The Kamikaze Kid
I don't think there's all that much in the Arab father angle on the Charles Bishop story, other than the obvious psychological one. There are some odd points in this Guardian article, however:
Some East Lake students remember that, after September 11, Bishop would refer cryptically to being of Arab extraction - a detail police are still unable to confirm, since his father, Charles Bishara, appears to have vanished without trace... "Sometimes when I'd ask him where he was from, he'd make jokes about being from Afghanistan," recalled Geoffrey Mackey, who attended another Florida school, Dunedin Academy, with Bishop. "Or he'd say 'I'm a Muslim!'" But then, Mackey said, "he'd correct himself and say, 'No - I'm from Boston'."
They're also saying that this kid's suicidal urges could have been caused by the acne medication, Accutane.
Everybody agrees it doesn't sound like an Al Qaeda operation. (Sending little kids on suicide missions-- that sounds more like an Arafat mission; even so, I'm sure it wasn't.) It's a sad, weird story.

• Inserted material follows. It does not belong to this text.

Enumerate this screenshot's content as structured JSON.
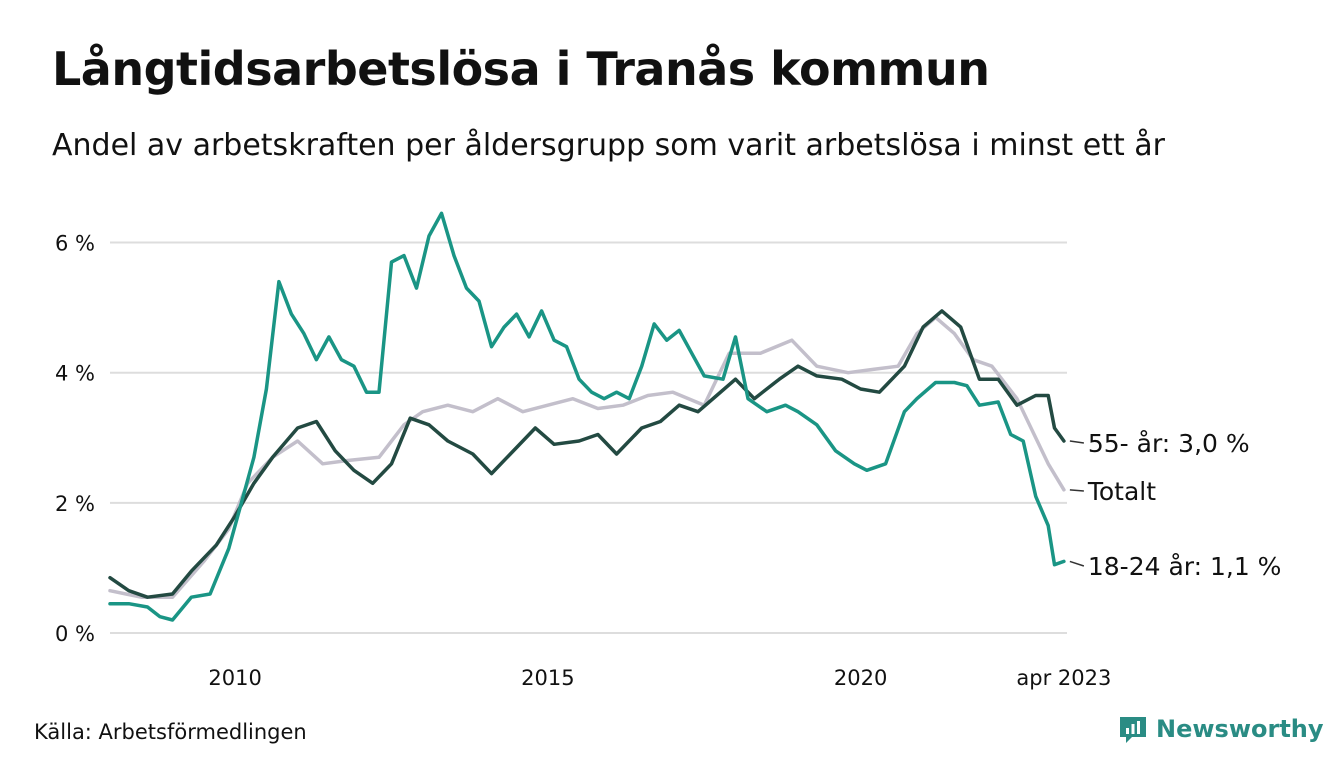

So the kid was troubled, maybe accutane-addled, and perhaps had some kind of Arab-fixation related to his absent father-- but how does that mean it's not "terrorism?" Of course it is. So much for "homeland security." As Ken Layne puts it:
Why does Do-Nothing Tom Ridge insist this has "nothing to do with terrorism"? Somebody commits a terrorist act -- a suicide crash of a hijacked plane into an American skyscraper -- in support of a terrorist war against the West. It doesn't matter if the kid acted alone (which it seems he did) or if the kid went crazy (which of the Saudi hijackers wasn't crazy?). It's a terrorist act. Deal with it, Tom. Or go back to goddamned Pennsylvania.